Et, moitié de gré, moitié de force, il l’attire à lui et l’enlace de nouveau ; les deux jeunes visages sont tout près l’un de l’autre mais, à peine les fines moustaches de Désiré ont-elles effleuré la peau d’Alzine, que deux chiens de berger bondissent autour du couple en aboyant. En même temps, une voix impérieuse, sortant du fourré, crie : — Ici, Coquin ! Paix, Misère ! Et une grande femme sèche, toute de noir habillée, apparaît au tournant du sentier.

— La Bête noire ! murmure Alzine, effarée, en se dégageant de l’étreinte de Désiré, et en se penchant précipitamment vers sa charge de feuilles, tandis que le jeune paysan, détortillant son fouet, en applique à tout hasard un coup sur le dos de ses bêtes… Il est trop tard, et toutes ces précautions sournoises sont inutiles, car la nouvelle venue a vu de loin la pantomime expressive des deux amoureux.

— Je vous y prends ! s’exclame-t-elle en marchant vers eux, aussi rapidement que le lui permettent deux gros souliers ferrés glissant dans l’humidité du sentier. Vous n’êtes pas honteux de gourgandiner ainsi en plein soleil !… Toi, mauvais sujet, continue-t-elle, en poussant rudement de la main Alzine, qui rougit et recharge son paquet, file ton nœud, et ne remets plus les pieds chez moi !… Je ne me soucie pas que ma nièce se gâte en compagnie d’une dévergondée de ton espèce.

— C’est bon, grommelle Alzine furieuse, si vous ne vous souciez pas de me voir chez vous, j’y tiens encore moins, et il fera chaud quand j’y retournerai !

— Tais ta langue, effrontée !… Patience, ou te rabattra le caquet !… Et toi, poursuit la veuve, en se retournant vers le Mirguet, au lieu de débaucher les filles, tu ferais mieux de t’occuper de tes chevaux qui n’ont pas mangé de la journée. — Je m’en vas, répond Désiré, mais quant à ce qui est d’Alzine, il ne faut pas voir le mal où il n’est pas, madame Heurteloup… Si je lui parle, c’est pour le bon motif.

— Quel motif, imbécile ?… En as-tu un autre que de satisfaire tes appétits charnels et de mettre au monde de petits gueux qui seront aussi misérables et aussi pervertis que toi ?… Si tu appelles cela le bon motif, je me demande quel est le mauvais !… Assez de sottises, file à ton écurie !… Quant à vos courailleries à travers champs, je te réponds qu’elles ne recommenceront plus, j’y mettrai bon ordre !

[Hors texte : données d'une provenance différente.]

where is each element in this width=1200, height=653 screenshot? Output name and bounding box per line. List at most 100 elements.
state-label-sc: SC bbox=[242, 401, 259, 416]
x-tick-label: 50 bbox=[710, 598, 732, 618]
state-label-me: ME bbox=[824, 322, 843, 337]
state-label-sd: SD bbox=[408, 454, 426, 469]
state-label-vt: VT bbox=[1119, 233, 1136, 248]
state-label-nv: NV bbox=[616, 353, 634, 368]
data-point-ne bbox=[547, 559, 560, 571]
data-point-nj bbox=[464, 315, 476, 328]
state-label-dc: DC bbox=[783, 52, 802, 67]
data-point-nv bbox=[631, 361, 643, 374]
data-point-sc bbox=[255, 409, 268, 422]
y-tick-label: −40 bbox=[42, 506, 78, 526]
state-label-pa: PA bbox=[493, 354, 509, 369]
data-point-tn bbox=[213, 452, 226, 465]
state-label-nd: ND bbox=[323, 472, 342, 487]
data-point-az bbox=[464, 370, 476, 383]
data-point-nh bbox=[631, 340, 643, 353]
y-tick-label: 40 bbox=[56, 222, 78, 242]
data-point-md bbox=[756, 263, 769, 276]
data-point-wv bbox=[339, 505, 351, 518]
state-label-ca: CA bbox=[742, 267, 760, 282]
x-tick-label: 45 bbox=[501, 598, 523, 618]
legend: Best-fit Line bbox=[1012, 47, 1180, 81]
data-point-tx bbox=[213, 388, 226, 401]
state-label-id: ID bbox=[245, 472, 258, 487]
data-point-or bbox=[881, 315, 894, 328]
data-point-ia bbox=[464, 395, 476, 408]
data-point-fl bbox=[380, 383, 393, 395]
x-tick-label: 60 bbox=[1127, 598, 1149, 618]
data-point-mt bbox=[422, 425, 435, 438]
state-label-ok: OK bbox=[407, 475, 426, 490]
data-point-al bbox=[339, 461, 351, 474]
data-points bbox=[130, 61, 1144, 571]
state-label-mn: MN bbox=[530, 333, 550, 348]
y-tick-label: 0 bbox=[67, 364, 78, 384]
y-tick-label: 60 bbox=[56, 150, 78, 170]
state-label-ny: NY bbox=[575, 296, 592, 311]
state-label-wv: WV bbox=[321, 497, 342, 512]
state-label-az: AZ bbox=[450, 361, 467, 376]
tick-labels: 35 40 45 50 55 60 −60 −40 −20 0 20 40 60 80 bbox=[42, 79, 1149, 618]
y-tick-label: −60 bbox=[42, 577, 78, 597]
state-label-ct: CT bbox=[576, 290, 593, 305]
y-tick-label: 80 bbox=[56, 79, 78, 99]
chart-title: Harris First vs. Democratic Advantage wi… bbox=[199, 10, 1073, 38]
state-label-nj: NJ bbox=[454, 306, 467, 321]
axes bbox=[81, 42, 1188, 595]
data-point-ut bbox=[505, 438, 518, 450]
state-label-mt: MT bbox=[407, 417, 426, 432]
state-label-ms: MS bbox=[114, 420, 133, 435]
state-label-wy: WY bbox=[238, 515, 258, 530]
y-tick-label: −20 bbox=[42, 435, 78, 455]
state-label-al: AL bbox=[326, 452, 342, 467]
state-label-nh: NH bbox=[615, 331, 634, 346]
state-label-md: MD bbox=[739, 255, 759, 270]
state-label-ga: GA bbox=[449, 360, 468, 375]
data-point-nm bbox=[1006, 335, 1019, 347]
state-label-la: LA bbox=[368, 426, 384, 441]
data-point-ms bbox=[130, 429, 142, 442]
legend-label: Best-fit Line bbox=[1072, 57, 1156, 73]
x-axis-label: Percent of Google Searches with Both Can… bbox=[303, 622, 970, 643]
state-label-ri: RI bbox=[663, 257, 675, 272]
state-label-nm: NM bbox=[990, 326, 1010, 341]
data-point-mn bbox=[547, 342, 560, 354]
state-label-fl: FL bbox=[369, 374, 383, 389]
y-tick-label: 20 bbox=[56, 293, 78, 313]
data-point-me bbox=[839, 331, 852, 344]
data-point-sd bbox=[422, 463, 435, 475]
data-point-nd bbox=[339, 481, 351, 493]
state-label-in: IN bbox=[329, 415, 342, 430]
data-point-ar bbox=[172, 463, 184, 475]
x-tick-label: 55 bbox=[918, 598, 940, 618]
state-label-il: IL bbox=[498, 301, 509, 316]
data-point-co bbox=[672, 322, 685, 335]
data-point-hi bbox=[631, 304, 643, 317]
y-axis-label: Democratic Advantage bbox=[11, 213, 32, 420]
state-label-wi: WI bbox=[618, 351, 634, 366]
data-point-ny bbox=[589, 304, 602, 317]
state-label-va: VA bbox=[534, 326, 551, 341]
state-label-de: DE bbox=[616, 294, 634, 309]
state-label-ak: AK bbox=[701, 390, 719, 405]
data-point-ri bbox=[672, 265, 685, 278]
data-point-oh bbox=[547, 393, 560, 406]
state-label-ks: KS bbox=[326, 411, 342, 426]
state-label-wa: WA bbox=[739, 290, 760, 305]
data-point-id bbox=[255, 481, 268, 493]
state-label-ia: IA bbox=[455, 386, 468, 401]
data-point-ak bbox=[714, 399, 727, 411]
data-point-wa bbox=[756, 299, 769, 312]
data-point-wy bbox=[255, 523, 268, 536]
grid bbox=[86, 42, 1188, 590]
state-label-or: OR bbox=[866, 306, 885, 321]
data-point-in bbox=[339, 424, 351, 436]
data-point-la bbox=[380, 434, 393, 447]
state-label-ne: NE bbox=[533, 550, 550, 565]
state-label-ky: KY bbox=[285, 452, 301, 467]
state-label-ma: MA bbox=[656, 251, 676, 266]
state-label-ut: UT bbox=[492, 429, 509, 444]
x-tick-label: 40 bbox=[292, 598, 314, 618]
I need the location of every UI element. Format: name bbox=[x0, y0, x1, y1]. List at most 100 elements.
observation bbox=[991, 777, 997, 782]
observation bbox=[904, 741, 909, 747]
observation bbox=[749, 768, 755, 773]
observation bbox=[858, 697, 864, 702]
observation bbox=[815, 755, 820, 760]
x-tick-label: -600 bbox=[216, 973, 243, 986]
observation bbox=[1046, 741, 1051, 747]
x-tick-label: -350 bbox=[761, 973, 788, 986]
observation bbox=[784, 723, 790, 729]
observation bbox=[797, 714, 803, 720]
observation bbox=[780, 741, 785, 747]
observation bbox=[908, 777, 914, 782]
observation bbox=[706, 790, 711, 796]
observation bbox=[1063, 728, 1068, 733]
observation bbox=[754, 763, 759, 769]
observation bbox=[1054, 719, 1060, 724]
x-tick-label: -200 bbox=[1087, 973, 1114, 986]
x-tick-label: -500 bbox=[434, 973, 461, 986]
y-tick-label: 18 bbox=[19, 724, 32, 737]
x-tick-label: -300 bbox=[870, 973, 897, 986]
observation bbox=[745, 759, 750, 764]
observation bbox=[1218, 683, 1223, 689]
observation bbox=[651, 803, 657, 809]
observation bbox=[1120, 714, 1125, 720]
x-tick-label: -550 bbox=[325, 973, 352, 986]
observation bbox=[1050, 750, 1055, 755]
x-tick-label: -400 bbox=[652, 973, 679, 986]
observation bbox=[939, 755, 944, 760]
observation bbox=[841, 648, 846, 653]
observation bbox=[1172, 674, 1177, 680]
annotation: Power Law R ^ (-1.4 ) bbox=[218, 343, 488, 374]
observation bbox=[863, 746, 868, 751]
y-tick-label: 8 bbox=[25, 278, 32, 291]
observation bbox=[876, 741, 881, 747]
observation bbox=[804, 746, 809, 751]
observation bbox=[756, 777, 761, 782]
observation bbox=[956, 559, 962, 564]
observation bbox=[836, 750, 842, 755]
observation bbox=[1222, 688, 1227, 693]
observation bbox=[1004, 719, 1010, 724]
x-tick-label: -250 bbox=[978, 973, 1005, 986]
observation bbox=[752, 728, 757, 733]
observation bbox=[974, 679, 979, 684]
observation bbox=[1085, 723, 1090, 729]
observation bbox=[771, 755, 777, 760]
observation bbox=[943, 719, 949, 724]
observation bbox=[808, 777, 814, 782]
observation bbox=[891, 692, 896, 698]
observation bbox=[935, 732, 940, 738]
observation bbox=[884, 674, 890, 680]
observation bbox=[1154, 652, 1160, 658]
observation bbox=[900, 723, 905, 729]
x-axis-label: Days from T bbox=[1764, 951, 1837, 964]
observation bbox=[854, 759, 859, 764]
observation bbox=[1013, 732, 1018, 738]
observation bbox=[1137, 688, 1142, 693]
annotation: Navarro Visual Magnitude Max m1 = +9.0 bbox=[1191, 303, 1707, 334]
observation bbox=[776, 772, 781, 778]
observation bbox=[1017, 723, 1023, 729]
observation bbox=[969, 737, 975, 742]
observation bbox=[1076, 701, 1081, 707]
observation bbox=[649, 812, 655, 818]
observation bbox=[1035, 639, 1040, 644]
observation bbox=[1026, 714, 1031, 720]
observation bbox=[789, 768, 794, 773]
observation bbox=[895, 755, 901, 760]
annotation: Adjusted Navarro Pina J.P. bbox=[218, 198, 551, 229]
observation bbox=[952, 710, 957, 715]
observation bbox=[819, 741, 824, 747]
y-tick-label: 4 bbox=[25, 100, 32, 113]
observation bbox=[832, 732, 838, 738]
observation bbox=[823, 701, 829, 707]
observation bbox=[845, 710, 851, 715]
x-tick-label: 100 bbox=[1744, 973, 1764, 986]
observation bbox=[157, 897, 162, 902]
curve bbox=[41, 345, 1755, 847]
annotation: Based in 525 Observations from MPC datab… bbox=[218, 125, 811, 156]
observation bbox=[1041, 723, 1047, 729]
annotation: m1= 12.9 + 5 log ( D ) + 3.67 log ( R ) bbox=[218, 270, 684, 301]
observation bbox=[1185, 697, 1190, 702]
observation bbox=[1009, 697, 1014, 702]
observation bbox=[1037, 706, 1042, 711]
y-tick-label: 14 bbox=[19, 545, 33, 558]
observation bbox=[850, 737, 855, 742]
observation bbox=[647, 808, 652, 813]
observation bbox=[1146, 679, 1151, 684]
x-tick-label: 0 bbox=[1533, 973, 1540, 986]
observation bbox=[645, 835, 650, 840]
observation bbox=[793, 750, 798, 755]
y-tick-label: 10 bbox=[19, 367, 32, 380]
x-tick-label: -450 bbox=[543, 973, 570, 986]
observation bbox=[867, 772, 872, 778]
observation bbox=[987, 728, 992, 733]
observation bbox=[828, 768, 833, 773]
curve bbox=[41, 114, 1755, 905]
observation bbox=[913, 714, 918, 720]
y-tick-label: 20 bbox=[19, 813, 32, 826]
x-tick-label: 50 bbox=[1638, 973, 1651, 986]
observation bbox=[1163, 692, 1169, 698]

Désiré ne réplique pas. Il pousse la Grisette et le Brun dans le chemin qui dévale vers le Chânois et les suit d’un pas lourd, tête basse et la mine penaude. Alzine, elle, a déjà tourné les talons. Elle coupe en biais la corne du bois et gagne le village à travers champs. On ne voit bientôt plus que le bleu de son tablier gonflé de feuilles, au-dessus des buissons de cornouillers. Restée seule à la lisière de la Vignée, Mme Heurteloup siffle ses deux chiens, et se dirige à son tour lentement vers son logis.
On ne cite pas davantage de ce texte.